Babineau and Sojowski are pretty cool about their work, but surrounded by beautiful and fragrant plants like the camellia corridor, it is clear there is no down time.
Neither are they the only people at work in the greenhouse. They showed me the classrooms for horticulture students, and the very sunny and green student greenhouse. I thought about the Long Green Line of Smith students who have been studying horticulture, experimenting and hybridizing plants in those rooms forbidden the public, for more than 100 years.
When Sojowski and Babineau said their good-byes and went back to work, I had time to wander through the rest of the greenhouse. I love to sit in the cool temperate house by the waterfall. It is a peaceful spot and while sitting there it is hard to remember that you are on a busy campus in a busy town.
There are other special rooms heated or cooled to the specific needs of ferns, palms, or succulents.
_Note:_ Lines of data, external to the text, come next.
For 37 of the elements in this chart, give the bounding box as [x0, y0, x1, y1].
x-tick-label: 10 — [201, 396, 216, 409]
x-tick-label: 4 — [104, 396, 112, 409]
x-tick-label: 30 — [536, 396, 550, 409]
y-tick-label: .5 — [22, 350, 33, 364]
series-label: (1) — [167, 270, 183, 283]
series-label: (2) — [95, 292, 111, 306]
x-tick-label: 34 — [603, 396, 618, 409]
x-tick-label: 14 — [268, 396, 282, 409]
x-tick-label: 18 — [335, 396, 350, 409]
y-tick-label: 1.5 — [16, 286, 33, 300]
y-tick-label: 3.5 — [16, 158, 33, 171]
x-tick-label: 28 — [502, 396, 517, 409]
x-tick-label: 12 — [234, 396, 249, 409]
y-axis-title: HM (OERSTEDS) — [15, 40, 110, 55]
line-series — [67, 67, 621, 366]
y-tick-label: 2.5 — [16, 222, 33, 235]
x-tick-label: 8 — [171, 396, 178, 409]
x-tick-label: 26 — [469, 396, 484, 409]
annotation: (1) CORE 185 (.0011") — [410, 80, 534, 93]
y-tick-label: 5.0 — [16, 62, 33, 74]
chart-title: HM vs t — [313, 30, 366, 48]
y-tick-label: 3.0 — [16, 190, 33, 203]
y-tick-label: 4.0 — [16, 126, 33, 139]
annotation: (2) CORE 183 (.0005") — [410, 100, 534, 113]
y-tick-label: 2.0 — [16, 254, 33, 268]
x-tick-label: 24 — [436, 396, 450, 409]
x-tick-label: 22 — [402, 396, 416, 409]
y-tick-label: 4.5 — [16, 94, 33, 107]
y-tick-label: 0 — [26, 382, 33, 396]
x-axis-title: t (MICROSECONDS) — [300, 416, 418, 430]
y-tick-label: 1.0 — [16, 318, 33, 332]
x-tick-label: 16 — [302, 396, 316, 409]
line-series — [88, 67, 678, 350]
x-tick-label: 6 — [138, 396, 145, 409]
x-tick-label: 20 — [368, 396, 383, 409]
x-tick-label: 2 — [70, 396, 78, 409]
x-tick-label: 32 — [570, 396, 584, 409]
There is a lot of beauty to take in.
There is more to the greenhouse than plants. The entryway provides exhibition space. This year the exhibit is The Art and Science of Dyeing: A Collaboration between the Botanic Garden of Smith College and Textile Artist Michelle Parrish. Long dyed panels of silk, wool and linen are hung to show off a range of dye colors created by using plants like madder, marigolds, woad, and even parts of shellfish. You are invited to touch. Gently.